Personalized Generation In Large Model Era: A Survey
Yiyan Xu, Jinghao Zhang, Alireza Salemi, Xinting Hu, Wenjie Wang, Fuli Feng, Hamed Zamani, Xiangnan He, Tat-Seng Chua
TL;DR
This survey introduces Personalized Generation (PGen) as a cross-modal paradigm that tailors content to individual users by leveraging a unified, user-centric framework. It formalizes PGen with a two-stage workflow (user modeling and multimodal generation) and a three-part optimization pipeline, then presents a multi-level taxonomy across text, image, video, 3D, audio, and cross-modal modalities, including representative tasks, datasets, and evaluation metrics.
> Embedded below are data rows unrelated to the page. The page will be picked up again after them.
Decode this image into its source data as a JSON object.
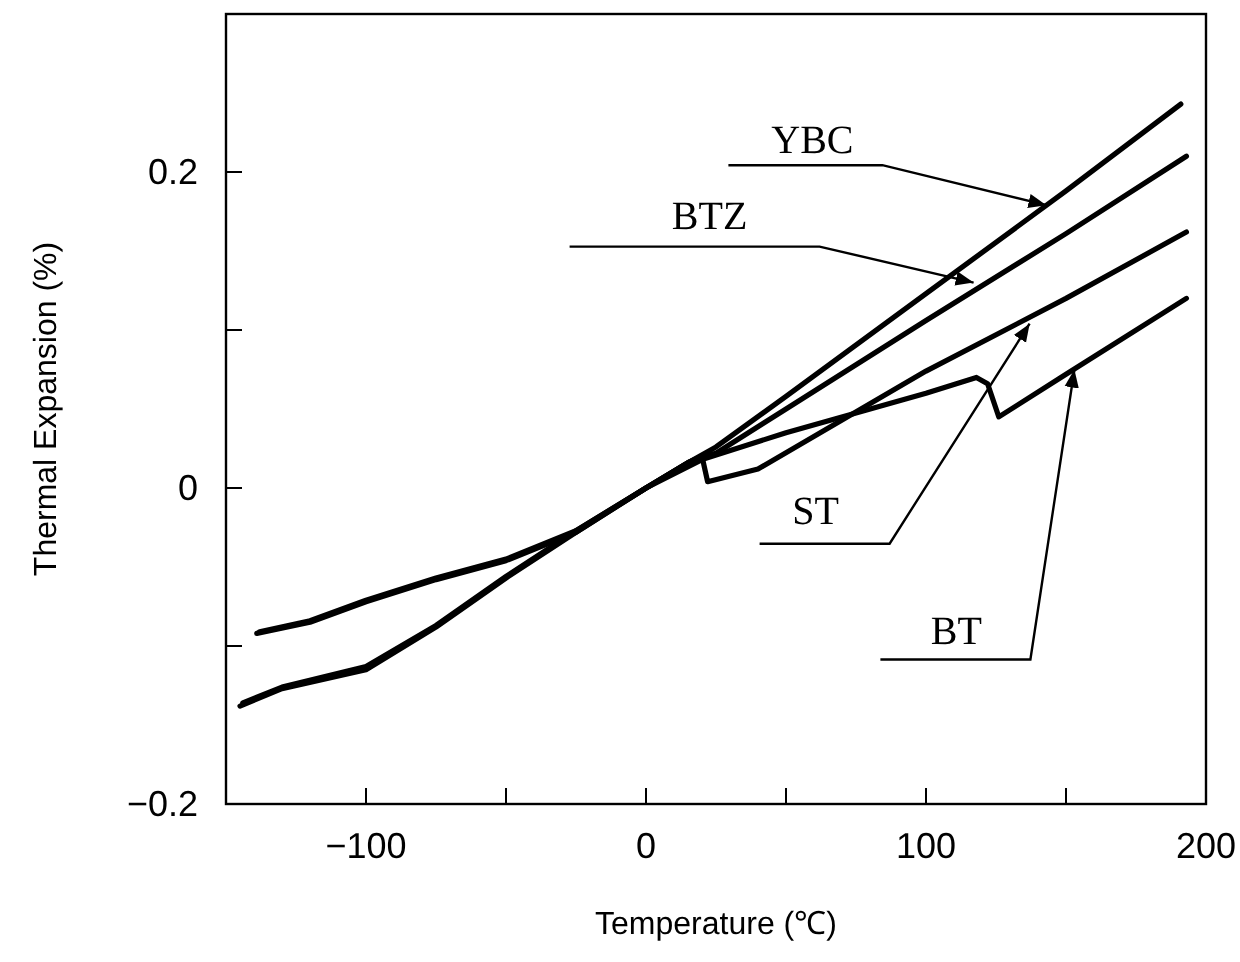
{
  "chart_data": {
    "type": "line",
    "xlabel": "Temperature (℃)",
    "ylabel": "Thermal Expansion (%)",
    "xlim": [
      -150,
      200
    ],
    "ylim": [
      -0.2,
      0.3
    ],
    "xticks": [
      {
        "value": -100,
        "label": "−100"
      },
      {
        "value": -50,
        "label": null
      },
      0,
      {
        "value": 50,
        "label": null
      },
      100,
      {
        "value": 150,
        "label": null
      },
      200
    ],
    "yticks": [
      {
        "value": -0.2,
        "label": "−0.2"
      },
      {
        "value": -0.1,
        "label": null
      },
      0,
      {
        "value": 0.1,
        "label": null
      },
      0.2
    ],
    "grid": false,
    "marker": "none",
    "line_style": "solid",
    "annotations": [
      {
        "text": "YBC",
        "x": 143,
        "y": 0.179
      },
      {
        "text": "BTZ",
        "x": 117,
        "y": 0.13
      },
      {
        "text": "ST",
        "x": 137,
        "y": 0.104
      },
      {
        "text": "BT",
        "x": 153,
        "y": 0.075
      }
    ],
    "series": [
      {
        "color": "#000000",
        "x": [
          -145,
          -130,
          -100,
          -75,
          -50,
          -25,
          0,
          15,
          25,
          50,
          100,
          150,
          191
        ],
        "values": [
          -0.138,
          -0.127,
          -0.115,
          -0.088,
          -0.057,
          -0.028,
          0,
          0.016,
          0.026,
          0.058,
          0.123,
          0.188,
          0.243
        ]
      },
      {
        "color": "#000000",
        "x": [
          -144,
          -130,
          -100,
          -75,
          -50,
          -25,
          0,
          15,
          20,
          25,
          50,
          100,
          150,
          193
        ],
        "values": [
          -0.136,
          -0.126,
          -0.113,
          -0.087,
          -0.056,
          -0.027,
          0,
          0.016,
          0.02,
          0.022,
          0.05,
          0.106,
          0.161,
          0.21
        ]
      },
      {
        "color": "#000000",
        "x": [
          -139,
          -120,
          -100,
          -75,
          -50,
          -25,
          0,
          15,
          20,
          22,
          40,
          100,
          150,
          193
        ],
        "values": [
          -0.092,
          -0.085,
          -0.072,
          -0.058,
          -0.046,
          -0.028,
          0,
          0.016,
          0.02,
          0.004,
          0.012,
          0.074,
          0.12,
          0.162
        ]
      },
      {
        "color": "#000000",
        "x": [
          -138,
          -120,
          -100,
          -75,
          -50,
          -25,
          0,
          20,
          50,
          100,
          118,
          122,
          126,
          150,
          193
        ],
        "values": [
          -0.091,
          -0.084,
          -0.071,
          -0.057,
          -0.045,
          -0.027,
          0,
          0.018,
          0.035,
          0.06,
          0.07,
          0.066,
          0.045,
          0.072,
          0.12
        ]
      }
    ]
  }
}
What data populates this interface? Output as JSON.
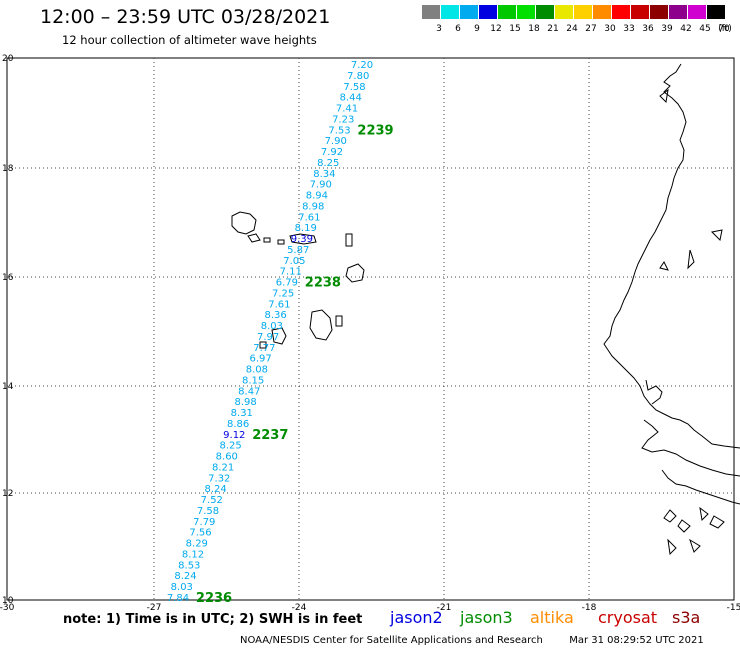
{
  "header": {
    "title": "12:00 – 23:59 UTC 03/28/2021",
    "subtitle": "12 hour collection of altimeter wave heights"
  },
  "colorbar": {
    "unit": "(ft)",
    "bins": [
      {
        "color": "#808080",
        "label": "3"
      },
      {
        "color": "#00e5e5",
        "label": "6"
      },
      {
        "color": "#00aaee",
        "label": "9"
      },
      {
        "color": "#0000e0",
        "label": "12"
      },
      {
        "color": "#00c800",
        "label": "15"
      },
      {
        "color": "#00e000",
        "label": "18"
      },
      {
        "color": "#008c00",
        "label": "21"
      },
      {
        "color": "#e8e800",
        "label": "24"
      },
      {
        "color": "#ffd000",
        "label": "27"
      },
      {
        "color": "#ff8c00",
        "label": "30"
      },
      {
        "color": "#ff0000",
        "label": "33"
      },
      {
        "color": "#c80000",
        "label": "36"
      },
      {
        "color": "#8c0000",
        "label": "39"
      },
      {
        "color": "#8c008c",
        "label": "42"
      },
      {
        "color": "#d000d0",
        "label": "45"
      },
      {
        "color": "#000000",
        "label": "70"
      }
    ]
  },
  "axes": {
    "x_ticks": [
      "-30",
      "-27",
      "-24",
      "-21",
      "-18",
      "-15"
    ],
    "y_ticks": [
      "20",
      "18",
      "16",
      "14",
      "12",
      "10"
    ]
  },
  "track": {
    "color_default": "#00aaee",
    "color_high": "#0000e0",
    "points": [
      "7.20",
      "7.80",
      "7.58",
      "8.44",
      "7.41",
      "7.23",
      "7.53",
      "7.90",
      "7.92",
      "8.25",
      "8.34",
      "7.90",
      "8.94",
      "8.98",
      "7.61",
      "8.19",
      "9.39",
      "5.87",
      "7.05",
      "7.11",
      "6.79",
      "7.25",
      "7.61",
      "8.36",
      "8.03",
      "7.97",
      "7.77",
      "6.97",
      "8.08",
      "8.15",
      "8.47",
      "8.98",
      "8.31",
      "8.86",
      "9.12",
      "8.25",
      "8.60",
      "8.21",
      "7.32",
      "8.24",
      "7.52",
      "7.58",
      "7.79",
      "7.56",
      "8.29",
      "8.12",
      "8.53",
      "8.24",
      "8.03",
      "7.84"
    ],
    "high_points": [
      16,
      34
    ]
  },
  "time_labels": [
    {
      "text": "2239",
      "color": "#008c00"
    },
    {
      "text": "2238",
      "color": "#008c00"
    },
    {
      "text": "2237",
      "color": "#008c00"
    },
    {
      "text": "2236",
      "color": "#008c00"
    }
  ],
  "legend": {
    "note": "note: 1) Time is in UTC; 2) SWH is in feet",
    "missions": [
      {
        "name": "jason2",
        "color": "#0000e0"
      },
      {
        "name": "jason3",
        "color": "#008c00"
      },
      {
        "name": "altika",
        "color": "#ff8c00"
      },
      {
        "name": "cryosat",
        "color": "#c80000"
      },
      {
        "name": "s3a",
        "color": "#8c0000"
      }
    ]
  },
  "footer": {
    "credit": "NOAA/NESDIS Center for Satellite Applications and Research",
    "timestamp": "Mar 31 08:29:52 UTC 2021"
  }
}
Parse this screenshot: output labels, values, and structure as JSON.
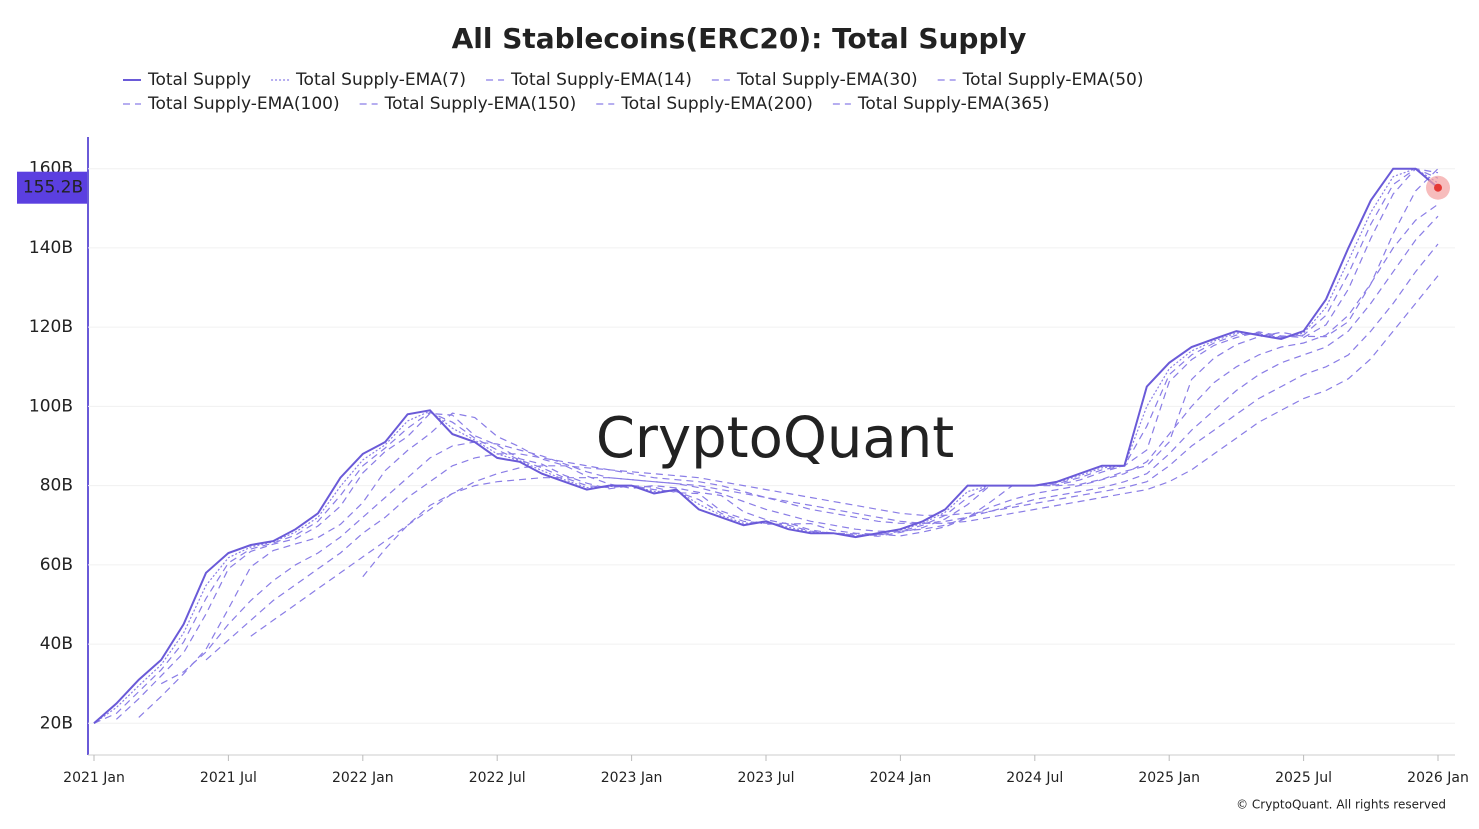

The paper highlights applications in content creation and content delivery, and discusses open technical challenges, benchmarks, and trustworthiness concerns. By synthesizing research across NLP, CV, and IR, the survey provides a structured resource to foster cross-community collaboration and guide future developments in a more personalized digital ecosystem.
Abstract
In the era of large models, content generation is gradually shifting to Personalized Generation (PGen), tailoring content to individual preferences and needs. This paper presents the first comprehensive survey on PGen, investigating existing research in this rapidly growing field. We conceptualize PGen from a unified perspective, systematically formalizing its key components, core objectives, and abstract workflows. Based on this unified perspective, we propose a multi-level taxonomy, offering an in-depth review of technical advancements, commonly used datasets, and evaluation metrics across multiple modalities, personalized contexts, and tasks. Moreover, we envision the potential applications of PGen and highlight open challenges and promising directions for future exploration. By bridging PGen research across multiple modalities, this survey serves as a valuable resource for fostering knowledge sharing and interdisciplinary collaboration, ultimately contributing to a more personalized digital landscape.